Navigating Commercial Tenant Insolvency Risks: Top Tips for Rural Landlords
Posted by Knight Frank Newcastle on 15th July 2024 -
In the wake of a 14-year high in company insolvencies, rural landlords find themselves facing the repercussions as their commercial tenants struggle to stay afloat. The number of companies in England and Wales going bust in the six months to the end of September 2023, was the highest since 2009.
The landscape, once supported financially throughout the pandemic, is now marked by rising inflation, increased demand and borrowing costs, coupled with weakened consumer confidence.
Mark Topliff, Associate in Rural Research at Knight Frank, explains that during the Covid lockdowns, these companies had support to help keep them in business, including furlough, bounce back loans and some leniency from HMRC and lenders. Once these measures ended, businesses were struck by interest rates hitting their profit margins and their customers' pockets.
The impacts of tenant insolvencies are not just limited to retail, office and industrial spaces; they go beyond urban settings in major towns and cities. The rural property landscape, which is often thought of as being immune to economic turbulence, is also facing the repercussions. This is affecting farms and estates leasing property to commercial businesses, as well as new or small businesses, facing difficulties securing operating loans.
Although it isn't possible to completely avoid tenants becoming insolvent, John Williams, Consultant in Knight Frank’s Rural Consultancy team, offers six strategic recommendations that landlords can take to mitigate risks and protect their interests in the case of the firm going bust:
Vet Potential Tenants: Examine the financial background and business track record of potential tenants.
Secure Written Agreements: Establish clear terms and obligations through written agreements to avoid miscommunication.
Personal Guarantees: Obtain personal guarantees from tenants to recover debts from company directors or partners in case of insolvency.
Regular Tenant Engagement: Foster good relationships with tenants through regular reviews and communication.
Flexibility for Struggling Tenants: Be lenient within reason to assist struggling tenants in getting back on track.
Consider Lease Restructuring: In difficult situations, explore lease restructuring options, such as adjusting payment plans to accommodate cash flow.
Strategic Vacancy Management: Consider leaving a unit vacant if a suitable, reliable tenant cannot be found, as an empty unit is preferable to dealing with a problematic tenant.
What red flags should rural landlords watch out for?
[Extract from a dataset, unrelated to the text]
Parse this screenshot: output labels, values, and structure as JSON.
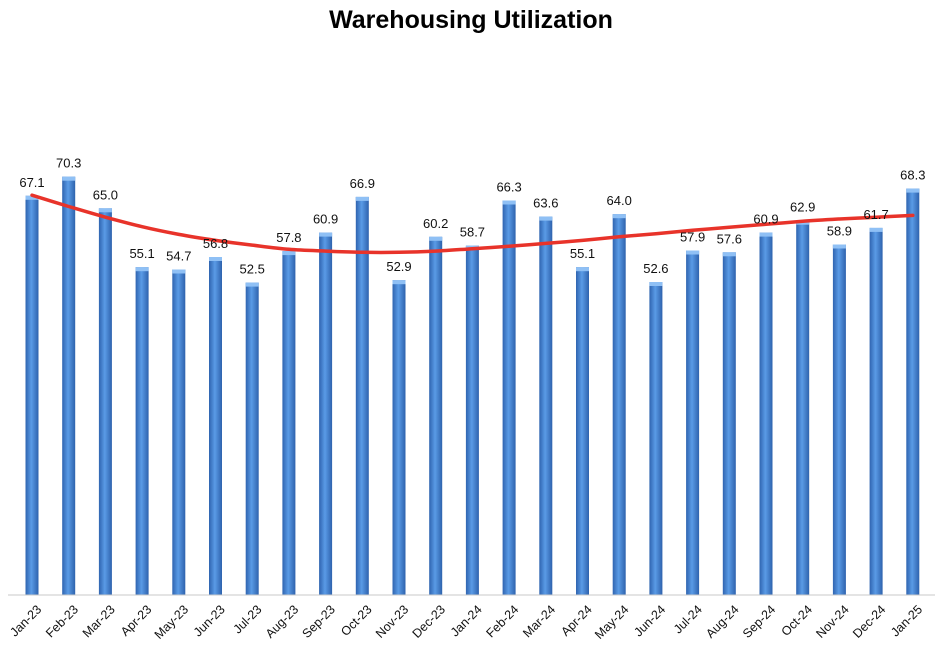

The challenges posed by prevailing economic market headwinds resonate across diverse sectors. As we navigate through these uncertain times, understanding the critical warning signs of tenant disputes becomes imperative for landlords. Edward Maryon, an Associate in the Restructuring and Recovery team at Knight Frank, sheds light on key indicators that transcend traditional boundaries, offering valuable insights for landlords in the rural market:
Communication cues: Changes and lapses as payment dates approach
Landlords should pay attention to shifts in communication habits, especially leading up to payment dates. A lack of communication or irregularities in this regard may serve as a red flag, signaling potential financial strains for tenants.
Financial constraints: Impacting property upkeep
A crucial aspect for landlords to monitor is the upkeep of demised space. Financial constraints may lead to a reduction in maintenance efforts as tenants prioritise the payment of essential expenditures over property maintenance.
Operational challenges: Staff availability and reduced opening hours
Observing changes in operational patterns is paramount for landlords. It’s good to watch out for reduced staff availability or the inability to meet payroll obligations, as this may result in tenants having to shorten opening hours.
Debt awareness from negotiation onward: Ensuring financial stability
From the initial stages of negotiating with tenants to secure tenancies, landlords and estate owners should maintain a keen awareness of their financial commitments and debt obligations. By staying attuned to funding requirements right from the first phase of the process, landlords can navigate these discussions with a clear understanding of their financial capacity, fostering stability and preventing future complications.
Strategic reassessment of your commercial let portfolio
Careful consideration of the next steps will ensure stability in the future. Some landlords may consider this an appropriate time to review alternative uses for space or rationalise a portfolio to generate capital for other projects or opportunities. Similarly, it may be helpful to have capital to hand when the green shoots of recovery start to show to allow for quick action as opportunities arise.